I see it now, as clear as crystal: a young Mr. Jefferson, so charismatic and charming. So wild and free. A musician, a poet, a man with money—the temptation, I’m sure, was always there. Despite how strange it all feels, how at odds with the person I thought I knew, I let myself reach out and touch it and it feels surprisingly solid, like I’ve somehow known this part of him was there all along. I imagine him traveling, untethered, the way he was before settling down on the coast. I imagine him finishing a gig and meeting a woman, letting the lust take over and cloud it all. A single lapse in judgment, a fatal mistake, a weekend away from his wife that left a girl pregnant and threatened to disrupt his entire life. So he did what people with money always do: he bought her silence, her shame. A house somewhere in the country that would keep her satiated and sustained and far, far away.

I think of him the night after Eliza’s funeral: the two of us on the porch together, rocking slowly in the dark. The smell of stale whiskey on his breath and his jet-black hair glinting in the night. I remember turning to him, his face heavy with emotion, with exhaustion, with all those unanswered questions he kept torturing himself with: “Was anything bothering her? Did she have any enemies? Anyone who might want to see her get hurt?” Something had clearly been troubling him that night, weighing on his conscience, but I assumed he was simply trying to process, to grieve. Trying to make sense out of something so senseless.
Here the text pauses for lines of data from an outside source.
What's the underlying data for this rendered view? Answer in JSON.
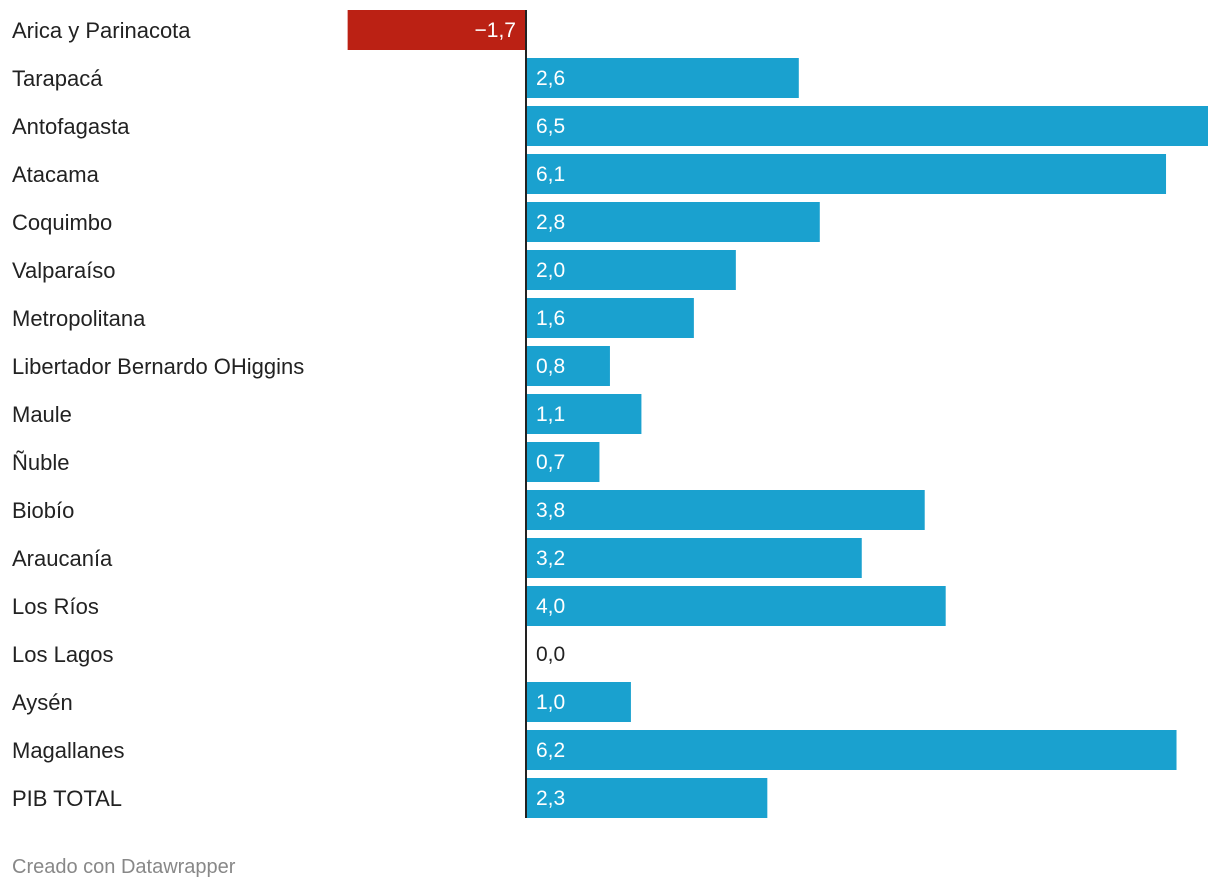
{
  "chart_data": {
    "type": "bar",
    "orientation": "horizontal",
    "categories": [
      "Arica y Parinacota",
      "Tarapacá",
      "Antofagasta",
      "Atacama",
      "Coquimbo",
      "Valparaíso",
      "Metropolitana",
      "Libertador Bernardo OHiggins",
      "Maule",
      "Ñuble",
      "Biobío",
      "Araucanía",
      "Los Ríos",
      "Los Lagos",
      "Aysén",
      "Magallanes",
      "PIB TOTAL"
    ],
    "values": [
      -1.7,
      2.6,
      6.5,
      6.1,
      2.8,
      2.0,
      1.6,
      0.8,
      1.1,
      0.7,
      3.8,
      3.2,
      4.0,
      0.0,
      1.0,
      6.2,
      2.3
    ],
    "value_labels": [
      "−1,7",
      "2,6",
      "6,5",
      "6,1",
      "2,8",
      "2,0",
      "1,6",
      "0,8",
      "1,1",
      "0,7",
      "3,8",
      "3,2",
      "4,0",
      "0,0",
      "1,0",
      "6,2",
      "2,3"
    ],
    "xlim": [
      -1.7,
      6.5
    ],
    "colors": {
      "positive": "#1aa1cf",
      "negative": "#bb2114",
      "axis": "#222222"
    }
  },
  "footer": {
    "credit": "Creado con Datawrapper"
  }
}
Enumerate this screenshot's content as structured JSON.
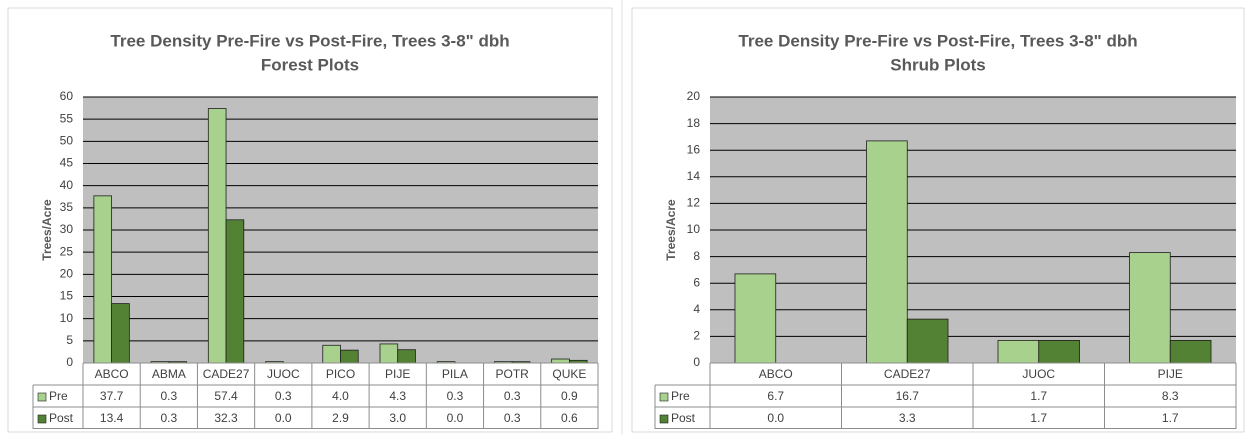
{
  "chart_data": [
    {
      "type": "bar",
      "title": "Tree Density Pre-Fire vs Post-Fire, Trees 3-8\" dbh",
      "subtitle": "Forest Plots",
      "y_label": "Trees/Acre",
      "categories": [
        "ABCO",
        "ABMA",
        "CADE27",
        "JUOC",
        "PICO",
        "PIJE",
        "PILA",
        "POTR",
        "QUKE"
      ],
      "series": [
        {
          "name": "Pre",
          "color": "#a9d18e",
          "values": [
            37.7,
            0.3,
            57.4,
            0.3,
            4.0,
            4.3,
            0.3,
            0.3,
            0.9
          ],
          "value_labels": [
            "37.7",
            "0.3",
            "57.4",
            "0.3",
            "4.0",
            "4.3",
            "0.3",
            "0.3",
            "0.9"
          ]
        },
        {
          "name": "Post",
          "color": "#548235",
          "values": [
            13.4,
            0.3,
            32.3,
            0.0,
            2.9,
            3.0,
            0.0,
            0.3,
            0.6
          ],
          "value_labels": [
            "13.4",
            "0.3",
            "32.3",
            "0.0",
            "2.9",
            "3.0",
            "0.0",
            "0.3",
            "0.6"
          ]
        }
      ],
      "ylim": [
        0,
        60
      ],
      "yticks": [
        0,
        5,
        10,
        15,
        20,
        25,
        30,
        35,
        40,
        45,
        50,
        55,
        60
      ],
      "grid": true
    },
    {
      "type": "bar",
      "title": "Tree Density Pre-Fire vs Post-Fire, Trees 3-8\" dbh",
      "subtitle": "Shrub Plots",
      "y_label": "Trees/Acre",
      "categories": [
        "ABCO",
        "CADE27",
        "JUOC",
        "PIJE"
      ],
      "series": [
        {
          "name": "Pre",
          "color": "#a9d18e",
          "values": [
            6.7,
            16.7,
            1.7,
            8.3
          ],
          "value_labels": [
            "6.7",
            "16.7",
            "1.7",
            "8.3"
          ]
        },
        {
          "name": "Post",
          "color": "#548235",
          "values": [
            0.0,
            3.3,
            1.7,
            1.7
          ],
          "value_labels": [
            "0.0",
            "3.3",
            "1.7",
            "1.7"
          ]
        }
      ],
      "ylim": [
        0,
        20
      ],
      "yticks": [
        0,
        2,
        4,
        6,
        8,
        10,
        12,
        14,
        16,
        18,
        20
      ],
      "grid": true
    }
  ]
}
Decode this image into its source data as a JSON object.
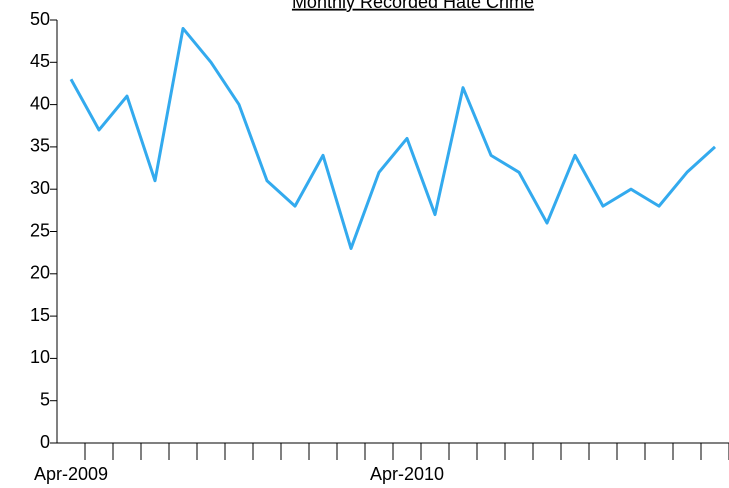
{
  "chart_data": {
    "type": "line",
    "title": "Monthly Recorded Hate Crime",
    "categories": [
      "Apr-2009",
      null,
      null,
      null,
      null,
      null,
      null,
      null,
      null,
      null,
      null,
      null,
      "Apr-2010",
      null,
      null,
      null,
      null,
      null,
      null,
      null,
      null,
      null,
      null,
      null
    ],
    "values": [
      43,
      37,
      41,
      31,
      49,
      45,
      40,
      31,
      28,
      34,
      23,
      32,
      36,
      27,
      42,
      34,
      32,
      26,
      34,
      28,
      30,
      28,
      32,
      35
    ],
    "color": "#33aaee",
    "ylim": [
      0,
      50
    ],
    "yticks": [
      0,
      5,
      10,
      15,
      20,
      25,
      30,
      35,
      40,
      45,
      50
    ]
  }
}
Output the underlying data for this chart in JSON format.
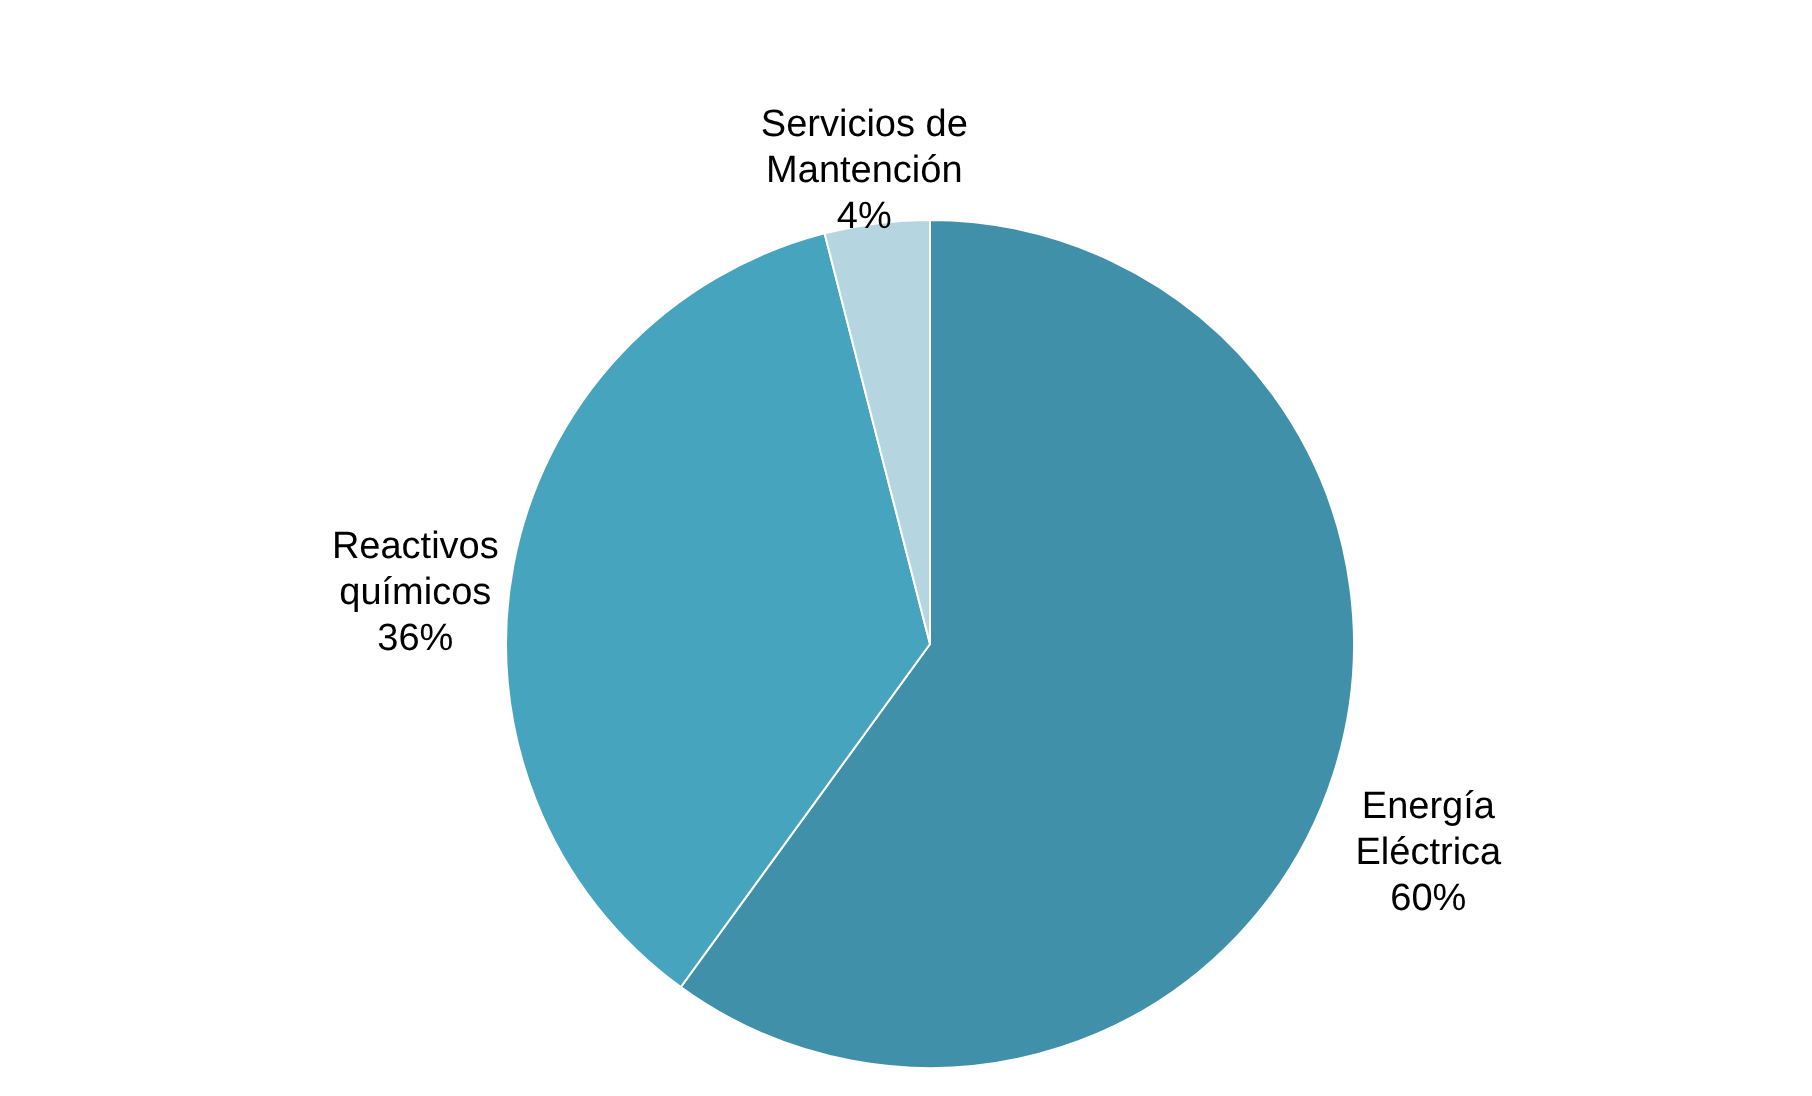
{
  "chart_data": {
    "type": "pie",
    "categories": [
      "Energía Eléctrica",
      "Reactivos químicos",
      "Servicios de Mantención"
    ],
    "values": [
      60,
      36,
      4
    ],
    "value_labels": [
      "60%",
      "36%",
      "4%"
    ],
    "colors": [
      "#4190aa",
      "#46a4be",
      "#b5d5e0"
    ]
  }
}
Trying, like I had been, to find someone else to blame.

Now, I can’t help but wonder if he knew that Lucy had found him. If he knew she had been coming around, watching his family, seeing that their life was so different than the one she had with her mother back home. I wonder if he suspected that it was her who broke in that night and that’s why he refused to call the police, made up those excuses, probably so afraid of his secret slipping out, ruining his perfect family. His perfect life. Because that’s what they were, the Jeffersons: they were perfect. It was the way they ate dinner together, windows open and old music leaking out. It was the genuine laughter, the overwhelming love, Mr. Jefferson tossing Eliza’s mom off the dock and bringing out his telescope when the sky was clear and the stars were out. I always thought that if I could just get close to them, it might rub off on me, too. That I could be one of them, part of their family instead of my own—but Lucy, she must have felt that longing to such an extreme, knowing what she could have had, should have had, but was given instead.

I think of the two of us on that beach now, New Year’s Eve, the bottle between us as we stared at the sky. The distant pop of the fireworks as we whispered our secret wishes, our deepest desires, like if we muttered them out loud, they might just come true. “I guess I was curious,” she said, another little honesty she waved in front of me, knowing I would never see it for what it truly was. She wasn’t just curious about Levi, wandering into his house on Christmas. Sitting on his bed, taking his head in her hands. Wondering what his lips might feel like on hers.

It’s all so clear now, so painfully obvious.

“When you’re friends with Lucy, she makes you feel special.”